When entering into a live action roleplay, or a LARP, players give themselves to the game completely, immersing their mind and body into a whole other world. A LARP can take place at any time, in any place, and with any group of people, but the game will only be as satisfying and successful as the rules and regulations that guide it.
Longtime and first time LARPers can attest to experiencing strong emotions during their play, and sometimes those emotions stem from out-of-game experiences. There are several routes that gamemakers can take to be sure that players’ feelings and mental health are cared for during their LARP, and lately the community has taken to the internet to share their most powerful strategies.
Pen Tynon of Axes’N’Yarn gives some great advice when discussing tolerance and inclusion with players from the get-go. “The first step in any LARP is telling your players about the game and getting them to book,” Tynon says. “It is important to consider accessibility at this stage, as people with access needs will want to know early on if this is a LARP they can play.”
Just as when you’re deciding which movie to watch, or which restaurant to go to, a LARPer needs to know if this particular game is for them or not. As a gamemaker, if your LARP is themed in such a way that someone may be uncomfortable or uninterested, then they need to understand that straight off the bat. On the other hand, if a player is extremely interested but unsure if the game will be played in an inclusive and safe manner, explaining guidelines on in-game communication can help to soothe potential worries.
Players need to understand that the game itself offers guidance towards keeping the game mentally and physically safe. This involves teaching LARPers essentials for play before the game even starts, like hand gestures for signaling off-game conversations or checking in on each other to be sure everyone is comfortable throughout the experience.

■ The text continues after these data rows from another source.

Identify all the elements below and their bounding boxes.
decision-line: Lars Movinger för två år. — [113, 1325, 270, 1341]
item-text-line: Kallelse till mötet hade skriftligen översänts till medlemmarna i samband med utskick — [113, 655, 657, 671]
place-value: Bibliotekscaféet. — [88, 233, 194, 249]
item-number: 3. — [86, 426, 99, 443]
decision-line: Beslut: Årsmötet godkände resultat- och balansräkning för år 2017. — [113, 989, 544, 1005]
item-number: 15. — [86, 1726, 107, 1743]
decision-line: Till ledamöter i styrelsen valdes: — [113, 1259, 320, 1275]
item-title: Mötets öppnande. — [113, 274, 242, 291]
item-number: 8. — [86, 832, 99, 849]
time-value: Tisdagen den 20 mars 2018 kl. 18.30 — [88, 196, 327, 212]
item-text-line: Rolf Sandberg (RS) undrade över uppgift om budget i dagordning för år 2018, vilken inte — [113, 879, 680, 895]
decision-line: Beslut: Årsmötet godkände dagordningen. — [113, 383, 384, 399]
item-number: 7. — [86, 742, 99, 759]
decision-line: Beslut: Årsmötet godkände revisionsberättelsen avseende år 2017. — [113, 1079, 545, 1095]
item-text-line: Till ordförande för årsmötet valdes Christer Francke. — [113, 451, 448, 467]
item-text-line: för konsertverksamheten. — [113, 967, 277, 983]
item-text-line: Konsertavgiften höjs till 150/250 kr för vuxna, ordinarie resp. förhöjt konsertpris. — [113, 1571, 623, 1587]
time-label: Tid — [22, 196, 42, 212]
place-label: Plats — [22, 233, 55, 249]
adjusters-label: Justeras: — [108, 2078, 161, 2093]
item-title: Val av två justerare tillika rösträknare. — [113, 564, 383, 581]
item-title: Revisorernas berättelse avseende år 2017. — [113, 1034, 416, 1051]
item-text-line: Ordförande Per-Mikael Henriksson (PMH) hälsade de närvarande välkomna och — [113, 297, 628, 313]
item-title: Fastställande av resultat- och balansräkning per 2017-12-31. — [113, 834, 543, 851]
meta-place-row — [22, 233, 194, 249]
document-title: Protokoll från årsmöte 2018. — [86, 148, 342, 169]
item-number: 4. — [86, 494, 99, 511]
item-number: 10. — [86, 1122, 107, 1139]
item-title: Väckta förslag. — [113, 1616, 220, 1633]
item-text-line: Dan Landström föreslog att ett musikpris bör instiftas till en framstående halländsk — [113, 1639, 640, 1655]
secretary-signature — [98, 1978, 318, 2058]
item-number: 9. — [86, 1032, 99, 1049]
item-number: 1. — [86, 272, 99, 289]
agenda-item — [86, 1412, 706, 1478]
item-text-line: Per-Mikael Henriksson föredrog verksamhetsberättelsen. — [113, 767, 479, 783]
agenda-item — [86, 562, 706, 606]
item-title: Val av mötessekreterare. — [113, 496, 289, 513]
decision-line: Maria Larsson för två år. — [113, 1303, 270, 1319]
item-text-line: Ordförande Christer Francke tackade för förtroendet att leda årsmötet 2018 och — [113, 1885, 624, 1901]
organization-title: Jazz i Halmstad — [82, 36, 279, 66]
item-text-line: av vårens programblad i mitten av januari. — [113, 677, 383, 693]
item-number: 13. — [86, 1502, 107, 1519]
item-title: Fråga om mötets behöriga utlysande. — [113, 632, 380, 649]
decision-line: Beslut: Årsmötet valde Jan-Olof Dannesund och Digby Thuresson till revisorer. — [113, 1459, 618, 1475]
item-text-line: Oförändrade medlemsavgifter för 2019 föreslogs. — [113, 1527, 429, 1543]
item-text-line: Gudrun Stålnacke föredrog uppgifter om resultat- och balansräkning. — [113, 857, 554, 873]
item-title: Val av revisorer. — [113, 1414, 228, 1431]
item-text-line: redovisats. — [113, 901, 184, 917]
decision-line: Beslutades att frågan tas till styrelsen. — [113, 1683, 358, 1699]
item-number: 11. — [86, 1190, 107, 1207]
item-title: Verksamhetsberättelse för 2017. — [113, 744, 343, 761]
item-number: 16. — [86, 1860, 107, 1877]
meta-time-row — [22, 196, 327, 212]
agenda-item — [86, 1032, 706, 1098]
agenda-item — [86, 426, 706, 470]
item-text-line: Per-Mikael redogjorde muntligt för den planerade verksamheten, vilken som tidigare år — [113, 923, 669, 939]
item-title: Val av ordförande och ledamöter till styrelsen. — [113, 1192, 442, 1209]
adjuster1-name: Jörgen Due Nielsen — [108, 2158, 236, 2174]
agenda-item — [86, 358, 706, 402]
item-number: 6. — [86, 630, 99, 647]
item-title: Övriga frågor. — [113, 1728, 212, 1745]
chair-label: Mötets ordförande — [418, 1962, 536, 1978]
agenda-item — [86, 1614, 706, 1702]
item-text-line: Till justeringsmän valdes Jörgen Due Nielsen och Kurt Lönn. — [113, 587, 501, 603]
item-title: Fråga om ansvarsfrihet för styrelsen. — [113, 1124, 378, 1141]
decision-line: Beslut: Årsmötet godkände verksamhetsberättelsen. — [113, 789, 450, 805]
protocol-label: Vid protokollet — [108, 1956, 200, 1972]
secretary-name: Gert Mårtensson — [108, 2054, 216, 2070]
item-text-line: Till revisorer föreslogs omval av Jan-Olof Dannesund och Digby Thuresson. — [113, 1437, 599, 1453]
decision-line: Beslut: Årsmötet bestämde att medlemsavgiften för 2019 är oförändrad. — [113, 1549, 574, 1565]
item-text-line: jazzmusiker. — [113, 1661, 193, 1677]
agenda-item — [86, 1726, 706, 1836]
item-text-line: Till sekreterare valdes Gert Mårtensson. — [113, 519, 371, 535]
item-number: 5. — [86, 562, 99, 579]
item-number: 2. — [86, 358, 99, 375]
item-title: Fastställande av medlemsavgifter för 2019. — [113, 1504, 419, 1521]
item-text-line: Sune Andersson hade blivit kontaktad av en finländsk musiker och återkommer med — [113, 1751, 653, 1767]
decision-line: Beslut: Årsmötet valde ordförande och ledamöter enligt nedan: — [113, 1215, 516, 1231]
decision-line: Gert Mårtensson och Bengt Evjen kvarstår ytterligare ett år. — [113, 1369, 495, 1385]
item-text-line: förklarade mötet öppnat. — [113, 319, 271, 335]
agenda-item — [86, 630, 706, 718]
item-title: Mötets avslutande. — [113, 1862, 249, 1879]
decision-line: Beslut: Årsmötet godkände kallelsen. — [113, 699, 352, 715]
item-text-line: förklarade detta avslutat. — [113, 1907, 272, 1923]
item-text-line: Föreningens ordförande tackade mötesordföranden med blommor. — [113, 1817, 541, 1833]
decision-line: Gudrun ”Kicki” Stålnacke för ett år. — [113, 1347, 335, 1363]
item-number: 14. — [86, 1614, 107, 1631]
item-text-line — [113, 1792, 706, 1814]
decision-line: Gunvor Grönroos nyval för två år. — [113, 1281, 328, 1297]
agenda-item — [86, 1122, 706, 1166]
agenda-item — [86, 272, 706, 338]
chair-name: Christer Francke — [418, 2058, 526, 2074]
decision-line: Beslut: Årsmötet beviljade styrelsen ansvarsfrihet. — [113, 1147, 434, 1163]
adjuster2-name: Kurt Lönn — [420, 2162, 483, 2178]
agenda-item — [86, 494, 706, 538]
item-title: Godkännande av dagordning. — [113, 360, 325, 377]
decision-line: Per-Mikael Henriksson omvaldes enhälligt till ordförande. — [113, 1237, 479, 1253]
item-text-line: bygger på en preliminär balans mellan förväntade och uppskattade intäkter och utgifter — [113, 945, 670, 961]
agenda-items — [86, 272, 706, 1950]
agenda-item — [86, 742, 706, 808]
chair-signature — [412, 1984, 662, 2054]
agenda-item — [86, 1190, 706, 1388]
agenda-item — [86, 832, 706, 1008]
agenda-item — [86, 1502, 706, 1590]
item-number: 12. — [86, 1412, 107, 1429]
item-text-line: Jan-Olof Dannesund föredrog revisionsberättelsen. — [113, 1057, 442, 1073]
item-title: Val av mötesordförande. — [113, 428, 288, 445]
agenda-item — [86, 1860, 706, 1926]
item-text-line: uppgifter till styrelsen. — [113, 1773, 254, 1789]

For example, co-creator of New World Magischola, Maury Brown told NordicLarp about their experience managing pre-game workshops, and the sort of in-game communication taught to their players. “Flashing the ‘OK’ symbol as a gesture to indicate concern for another player appears to have developed as emergent play in some US larp circles in 2009 or 2010,” Brown stated. “The ‘check-in’ by using the ‘OK’ symbol was beneficial because often it is difficult to tell whether a person is performing convincing role-play, or is in actual physical or emotional distress.”
When it comes to physical action and comfort during play, signaling your off-game conversation to negotiate the scene before proceeding works wonders to ensure that any physical contact or activity is consented to, and not a surprise. Whether that activity involves an in-game battle for your life, a romantic or sexual encounter, or the performance of a healing spell or act; consent to touch is key in LARP, as in life.
After the completion of a live action roleplay experience, it’s normal to feel a little lost, a little torn. No matter the length of the LARP, if a player truly connected to the world during the game, it may be difficult to transition back into their everyday life.
Both university professors and experienced LARPers, Sarah Lynne Bowman and Evan Torner provide insight into what is referred to as post LARP depression over on Analog Game Studies. “Some larpers perform de-roling rituals to avoid problematic forms of bleed,” they said. ” These de-roling rituals vary in activity and scope, but include taking off a piece of one’s character’s costume and placing it in a circle, saying goodbye to the character for a time, thinking of one or more aspects of one’s character that one admires and ‘taking’ it with them, and thinking of one or more aspects of one’s character one dislikes and wishes to leave behind.”
Others, as Bowman and Torner include, prefer to shake off their character by throwing a party immediately after their game has ended. This allows a strong transition back to reality, but also gives players time to interact with each other off-game and discuss their experiences.
The intensity of LARP participation is what attracts so many to the lifestyle, and when handled with care, can be comfortably maneuvered throughout the game, and back into reality.